Tu portes plus galamment
Qu'une reine de roman
Ses cothurnes de velours
Tes sabots lourds.
Au lieu d'un haillon trop court,
Qu'un superbe habit de cour
Traine a plis bruyants et longs
Sur tes talons;
Et place de bas troues,
Que pour les yeux des roues
Sur ta jambe un poignard d'or
Reluise encor;
Que des noeuds mal attaches
Devoilent pour nos peches
Tes deux beaux seins, radieux
Comme des yeux;
Que pour te deshabiller
Tes bras se fassent prier
Et chassent a coups mutins
Les doigts lutins;
--Perles de la plus belle eau,
Sonnets de maitre Belleau
Par tes galants mis aux fers
Sans cesse offerts,
Valetaille de rimeurs
Te dediant leurs primeurs
Et contemplant ton soulier
Sous l'escalier,
Maint page epris du hasard,
Maint seigneur et maint Ronsard
Epieraient pour le deduit
Ton frais reduit!
Tu compterais dans tes lits
Plus de baisers que de lys
Et rangerais sous tes lois
Plus d'un Valois!
--Cependant tu vas gueusant
Quelque vieux debris gisant
Au seuil de quelque Vefour
De carrefour;
Tu vas lorgnant en dessous
Des bijoux de vingt-neuf sous
Dont je ne puis, oh! pardon!
Te faire don;
Va donc, sans autre ornement,
Parfum, perles, diamant,
Que ta maigre nudite,
O ma beaute!
LE CYGNE
A VICTOR HUGO
I
Andromaque, je pense a vous! --Ce petit fleuve,
Pauvre et triste miroir ou jadis resplendit
L'immense majeste de vos douleurs de veuve,
Ce Simois menteur qui par vos pleurs grandit,
A feconde soudain ma memoire fertile,
Comme je traversais le nouveau Carrousel.
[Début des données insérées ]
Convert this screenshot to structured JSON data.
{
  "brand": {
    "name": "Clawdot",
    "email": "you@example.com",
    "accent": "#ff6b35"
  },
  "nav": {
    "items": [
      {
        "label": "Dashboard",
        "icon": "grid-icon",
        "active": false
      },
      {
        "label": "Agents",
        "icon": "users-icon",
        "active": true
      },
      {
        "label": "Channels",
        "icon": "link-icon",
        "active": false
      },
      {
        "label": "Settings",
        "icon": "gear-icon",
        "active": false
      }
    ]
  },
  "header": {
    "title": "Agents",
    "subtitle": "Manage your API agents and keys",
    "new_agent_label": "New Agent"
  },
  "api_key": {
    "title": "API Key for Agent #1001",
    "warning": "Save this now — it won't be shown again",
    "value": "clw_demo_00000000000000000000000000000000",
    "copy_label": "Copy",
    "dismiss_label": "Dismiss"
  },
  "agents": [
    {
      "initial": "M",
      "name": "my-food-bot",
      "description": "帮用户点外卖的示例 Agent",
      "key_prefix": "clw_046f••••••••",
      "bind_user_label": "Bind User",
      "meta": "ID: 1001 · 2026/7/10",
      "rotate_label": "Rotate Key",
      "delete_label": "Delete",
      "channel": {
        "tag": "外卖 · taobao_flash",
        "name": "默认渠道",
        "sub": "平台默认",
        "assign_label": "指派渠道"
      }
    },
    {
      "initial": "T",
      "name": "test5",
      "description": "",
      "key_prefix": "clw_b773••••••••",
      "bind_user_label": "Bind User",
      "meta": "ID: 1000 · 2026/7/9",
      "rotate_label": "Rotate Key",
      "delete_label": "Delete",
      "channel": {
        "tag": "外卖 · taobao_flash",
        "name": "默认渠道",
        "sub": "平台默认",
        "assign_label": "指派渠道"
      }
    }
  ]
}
--Le vieux Paris n'est plus (la forme d'une ville
Change plus vite, helas! que le coeur d'un mortel);
Je ne vois qu'en esprit tout ce camp de baraques,
Ces tas de chapiteaux ebauches et de futs,
Les herbes, les gros blocs verdis par l'eau des flasques
Et, brillant aux carreaux, le bric-a-brac confus.
La s'etalait jadis une menagerie;
La je vis, un matin, a l'heure ou sous les cieux
Clairs et froids le Travail s'eveille, ou la voirie
Pousse un sombre ouragan dans l'air silencieux,
Un cygne qui s'etait evade de sa cage,
Et, de ses pieds palmes frottant le pave sec,
Sur le sol raboteux trainait son grand plumage.
Pres d'un ruisseau sans eau la bete ouvrant le bec,
Baignait nerveusement ses ailes dans la poudre,
Et disait, le coeur plein de son beau lac natal:
<< Eau, quand donc pleuvras-tu? quand tonneras-tu,
Je vois ce malheureux, mythe etrange et fatal, foudre?
Vers le ciel quelquefois, comme l'homme d'Ovide,
Vers le ciel ironique et cruellement bleu,
Sur son cou convulsif tendant sa tete avide,
Comme s'il adressait des reproches a Dieu!
II
Paris change, mais rien dans ma melancolie
N'a bouge! palais neufs, echafaudages, blocs,
Vieux faubourgs, tout pour moi devient allegorie,
Et mes chers souvenirs sont plus lourds que des rocs.